Troubles de la mémoire

Certains processus mnésiques, de leur côté, semblent aussi être affectés par la douleur. Pour ce qui est de réactiver un souvenir simple, on peut mettre cette difficulté sur le compte de la capture des capacités attentionnelles par la douleur. En effet, le rappel d’un souvenir procède avant tout d’une opération mentale et demande ainsi une faculté à mobiliser sa concentration, faculté qui se voit amoindrie, nous l’avons vu, chez les sujets douloureux chroniques.

Par ailleurs, il est à noter la différence significative, chez un sujet sain, entre la mémoire de la sensation nociceptive et la mémoire de toute autre expérience sensorielle (Moroni et al., 2006) : le souvenir douloureux se présenterait comme plus intense et plus invalidant. La douleur ne modifierait pas, ainsi, uniquement la capacité à réactiver une expérience mnésique, mais elle transformerait également les modalités du souvenir lui-même.

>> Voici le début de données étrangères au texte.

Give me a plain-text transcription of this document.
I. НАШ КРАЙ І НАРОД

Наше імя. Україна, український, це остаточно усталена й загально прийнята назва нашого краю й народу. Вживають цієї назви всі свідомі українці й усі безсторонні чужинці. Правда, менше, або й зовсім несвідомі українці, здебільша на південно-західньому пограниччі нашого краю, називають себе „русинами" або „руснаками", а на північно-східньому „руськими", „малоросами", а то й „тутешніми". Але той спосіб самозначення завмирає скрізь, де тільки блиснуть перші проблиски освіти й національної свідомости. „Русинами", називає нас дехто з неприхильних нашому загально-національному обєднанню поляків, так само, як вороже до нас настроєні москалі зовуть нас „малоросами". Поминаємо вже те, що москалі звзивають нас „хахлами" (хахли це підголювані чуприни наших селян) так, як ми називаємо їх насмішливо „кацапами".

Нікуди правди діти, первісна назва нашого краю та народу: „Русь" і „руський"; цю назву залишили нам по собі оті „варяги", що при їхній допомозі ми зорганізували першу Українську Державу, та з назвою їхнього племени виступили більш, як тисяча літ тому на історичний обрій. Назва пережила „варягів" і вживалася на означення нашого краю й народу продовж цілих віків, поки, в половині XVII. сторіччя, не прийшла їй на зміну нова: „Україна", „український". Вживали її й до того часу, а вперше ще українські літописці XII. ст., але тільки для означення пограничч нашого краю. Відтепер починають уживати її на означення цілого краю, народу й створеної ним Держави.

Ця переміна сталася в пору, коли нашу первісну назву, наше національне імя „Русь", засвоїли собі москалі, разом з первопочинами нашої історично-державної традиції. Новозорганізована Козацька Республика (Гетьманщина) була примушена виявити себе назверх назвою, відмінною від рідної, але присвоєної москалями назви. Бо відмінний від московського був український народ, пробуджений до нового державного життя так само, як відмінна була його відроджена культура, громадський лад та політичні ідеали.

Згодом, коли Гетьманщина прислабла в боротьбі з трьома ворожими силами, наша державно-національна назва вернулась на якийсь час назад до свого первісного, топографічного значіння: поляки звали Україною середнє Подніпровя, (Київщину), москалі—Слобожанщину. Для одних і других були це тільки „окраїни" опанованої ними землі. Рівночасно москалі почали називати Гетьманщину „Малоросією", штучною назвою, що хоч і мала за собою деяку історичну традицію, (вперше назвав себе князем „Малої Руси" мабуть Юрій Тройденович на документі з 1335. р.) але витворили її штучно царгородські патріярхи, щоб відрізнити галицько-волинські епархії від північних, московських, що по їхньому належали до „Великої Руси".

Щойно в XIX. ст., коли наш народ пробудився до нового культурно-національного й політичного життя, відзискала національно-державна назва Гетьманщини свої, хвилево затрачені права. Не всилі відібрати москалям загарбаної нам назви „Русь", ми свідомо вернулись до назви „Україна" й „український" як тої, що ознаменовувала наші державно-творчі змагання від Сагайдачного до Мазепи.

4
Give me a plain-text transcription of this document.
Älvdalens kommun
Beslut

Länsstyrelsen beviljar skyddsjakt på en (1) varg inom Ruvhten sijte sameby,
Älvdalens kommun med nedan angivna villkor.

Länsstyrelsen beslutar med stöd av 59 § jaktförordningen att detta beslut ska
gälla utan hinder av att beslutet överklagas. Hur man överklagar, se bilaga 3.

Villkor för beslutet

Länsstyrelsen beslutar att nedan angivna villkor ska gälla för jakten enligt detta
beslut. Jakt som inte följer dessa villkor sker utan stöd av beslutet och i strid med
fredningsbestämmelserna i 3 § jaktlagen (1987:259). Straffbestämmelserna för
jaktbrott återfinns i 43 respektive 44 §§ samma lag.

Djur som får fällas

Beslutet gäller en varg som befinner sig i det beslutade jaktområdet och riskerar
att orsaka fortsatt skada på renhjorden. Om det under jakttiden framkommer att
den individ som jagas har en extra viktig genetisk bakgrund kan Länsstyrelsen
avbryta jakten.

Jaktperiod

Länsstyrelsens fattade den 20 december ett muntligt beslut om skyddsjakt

On peut déduire de cette distorsion cognitive l’hypothèse d’un potentiel traumatogène plus important issu du vécu douloureux que d’une autre activation sensorielle. Les individus souffrant de douleur persistante se verraient ainsi, probablement, plus exposés aux symptômes d’un tableau traumatique que les sujets sains.

Il est à noter (Mollica et al., 2007) que, comme le souvenir douloureux, les souvenirs traumatiques, chez des personnes souffrant de stress post-traumatique (PTSD), restent inscrits dans la mémoire avec une intensité forte et ne perdant pas cette intensité avec le temps, contrairement aux souvenirs courants.

Un rapprochement entre douleur chronique et stress post-traumatique a été avancé par Honda et al. (2007) qui ont montré une baisse du débit sanguin dans le gyrus CCA dorsal chez les douloureux chroniques, et constatent une même baisse dans les cas de stress post-traumatique, suggérant une implication commune du CCA (ayant une fonction à la fois affective et cognitive dans le traitement de l’information douloureuse) dorsal au cours du stress post-traumatique et de la douleur chronique.